A good rule to go by, then, is this one: Is the discipling method I am employing in my ministry to others actually developing all the gifts of all of those I am serving (both women and men) and helping them grow measurably in all the fruits of the Spirit and the graces of God, or is my present program all about control, stifling their spiritual fruits, gifts, and graces for some theoretical idea about the faith that I am superimposing on those in my care?
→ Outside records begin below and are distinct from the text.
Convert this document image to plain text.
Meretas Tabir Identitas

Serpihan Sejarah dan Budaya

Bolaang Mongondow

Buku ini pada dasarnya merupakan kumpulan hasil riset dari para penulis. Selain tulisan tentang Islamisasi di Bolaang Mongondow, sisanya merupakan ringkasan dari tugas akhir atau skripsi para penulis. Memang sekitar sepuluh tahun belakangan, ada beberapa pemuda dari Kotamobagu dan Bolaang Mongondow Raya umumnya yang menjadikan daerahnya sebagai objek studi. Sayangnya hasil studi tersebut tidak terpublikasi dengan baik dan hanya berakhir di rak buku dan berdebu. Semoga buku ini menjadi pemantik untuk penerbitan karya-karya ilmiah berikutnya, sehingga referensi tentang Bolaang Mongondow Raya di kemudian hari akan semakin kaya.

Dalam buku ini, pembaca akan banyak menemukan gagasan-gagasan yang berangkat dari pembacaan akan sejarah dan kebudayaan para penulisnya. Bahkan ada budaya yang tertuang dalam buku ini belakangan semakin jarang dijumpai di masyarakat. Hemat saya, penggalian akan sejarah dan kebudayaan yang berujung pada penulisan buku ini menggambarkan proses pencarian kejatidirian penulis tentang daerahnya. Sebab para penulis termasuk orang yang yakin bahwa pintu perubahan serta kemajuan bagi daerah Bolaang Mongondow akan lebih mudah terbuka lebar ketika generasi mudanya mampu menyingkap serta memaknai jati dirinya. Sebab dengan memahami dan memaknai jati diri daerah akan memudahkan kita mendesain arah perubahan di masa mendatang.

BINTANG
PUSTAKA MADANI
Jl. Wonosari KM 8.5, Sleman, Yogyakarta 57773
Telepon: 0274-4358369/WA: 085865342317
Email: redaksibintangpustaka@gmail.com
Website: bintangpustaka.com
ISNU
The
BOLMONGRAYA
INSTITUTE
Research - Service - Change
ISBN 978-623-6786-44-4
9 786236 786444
The Rastafarians, with whom I have reasoned much about faith and the true message of Christ over the years,7 have created a term for this sort of pernicious manipulation: downpressing. Not one of us who wishes to follow Christ wants to become a downpresser. If we find that is what we are doing in the name of discipleship, we need to repent in the classic sense—turn around—and go the other way to find an approach that uplifts those in our care. Our goal is to model in word and deed wholesome teaching so those we serve can become healthy, godly disciplers who too will uplift those given into their care. After all, our work in the church is a commission from Christ, not an entitled dictatorship for ourselves. The Great Commission is our working orders. And the General who issued it is checking on our and God’s people’s progress constantly. Therefore, may our Lord bless all of us to bring life to those we disciple, as Jesus did—and that in abundance—as the Holy Spirit gives us guidance and strength.

Blessings,

 

Notes

  1. Quadratus, cited in Eusebius, The History of the Church, trans. G. A. Williamson, rev. Andrew Louth (New York, NY: Penguin, 1989), 411.
  2. Quadratus, cited in Eusebius, The History of the Church, 106 (4.3).
  3. All translations by the author.
  4. A. T. Robertson, A Grammar of the Greek New Testament in the Light of Historical Research (Nashville, TN: Broadman, 1934), 1178.
  5. Walter Bauer, Frederick William Danker, William F. Arndt, “idou,” A Greek-English Lexicon of the New Testament and Other Early Christian Literature (BDAG), 3rd ed. (Chicago, IL: University of Chicago Press, 2000), 468.
  6. See Ted Daniels, ed., A Doomsday Reader (New York, NY: New York University, 1999) for the lethal techniques of mind control and subordination by cult leaders.
  7. See my book on the place of Jesus in Rastafarian reasonings, teachings, writings, and song lyrics in Dread Jesus, now available in the United States in a new printing from Wipf and Stock (as well as in the British edition from SPCK), and the general book on Rastafari: Chanting Down Babylon: The Rastafari Reader, which I co-edited with Professors Nathaniel Samuel Murrell and Adrian Anthony McFarlane (Philadelphia, PA: Temple University, 1998).